🤖 AI Summary
This study addresses the challenge of monitoring heart rate and blood oxygen saturation (SpO₂) in neonates, whose delicate skin limits the use of conventional contact-based sensors. The authors propose the first end-to-end, non-contact video analysis method capable of accurately estimating both vital signs jointly from unaligned, short-duration (2-second) neonatal facial videos. The approach integrates face alignment, a 3D CNN backbone, label distribution smoothing, weighted regression, and a novel artifact-aware supervision mechanism based on denoised photoplethysmographic signals. To support this research, the authors introduce VideoPulse, a new dataset comprising 157 multi-pose neonatal videos. On the NBHR dataset, the method achieves a mean absolute error (MAE) of 2.97 bpm for heart rate and 1.69% for SpO₂; in cross-dataset evaluation, the SpO₂ MAE further improves to 1.68%.
📝 Abstract
Remote photoplethysmography (rPPG) enables contact free monitoring of vital signs and is especially valuable for neonates, since conventional methods often require sustained skin contact with adhesive probes that can irritate fragile skin and increase infection control burden.
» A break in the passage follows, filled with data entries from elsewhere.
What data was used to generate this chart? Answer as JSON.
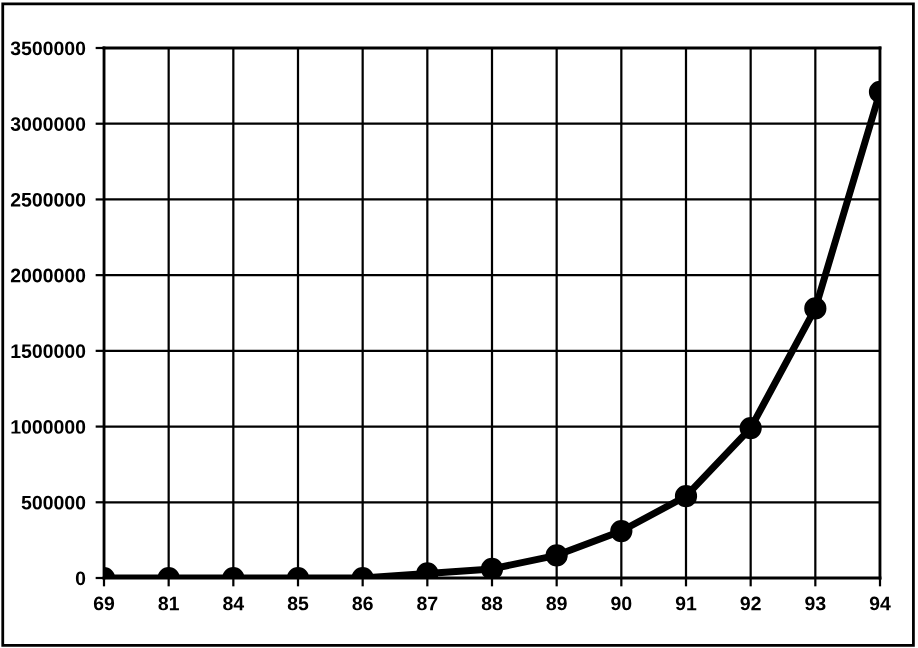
{
  "chart_data": {
    "type": "line",
    "categories": [
      "69",
      "81",
      "84",
      "85",
      "86",
      "87",
      "88",
      "89",
      "90",
      "91",
      "92",
      "93",
      "94"
    ],
    "series": [
      {
        "color": "#000000",
        "values": [
          0,
          0,
          0,
          0,
          0,
          30000,
          60000,
          150000,
          310000,
          540000,
          990000,
          1780000,
          3210000
        ]
      }
    ],
    "ylim": [
      0,
      3500000
    ],
    "yticks": [
      0,
      500000,
      1000000,
      1500000,
      2000000,
      2500000,
      3000000,
      3500000
    ],
    "grid": true,
    "marker": "circle",
    "line_style": "solid",
    "legend": false
  }
}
We present VideoPulse, a neonatal dataset and an end to end pipeline that estimates neonatal heart rate and peripheral capillary oxygen saturation (SpO2) from facial video. VideoPulse contains 157 recordings totaling 2.6 hours from 52 neonates with diverse face orientations. Our pipeline performs face alignment and artifact aware supervision using denoised pulse oximeter signals, then applies 3D CNN backbones for heart rate and SpO2 regression with label distribution smoothing and weighted regression for SpO2. Predictions are produced in 2 second windows. On the NBHR neonatal dataset, we obtain heart rate MAE 2.97 bpm using 2 second windows (2.80 bpm at 6 second windows) and SpO2 MAE 1.69 percent. Under cross dataset evaluation, the NBHR trained heart rate model attains 5.34 bpm MAE on VideoPulse, and fine tuning an NBHR pretrained SpO2 model on VideoPulse yields MAE 1.68 percent. These results indicate that short unaligned neonatal video segments can support accurate heart rate and SpO2 estimation, enabling low cost non invasive monitoring in neonatal intensive care.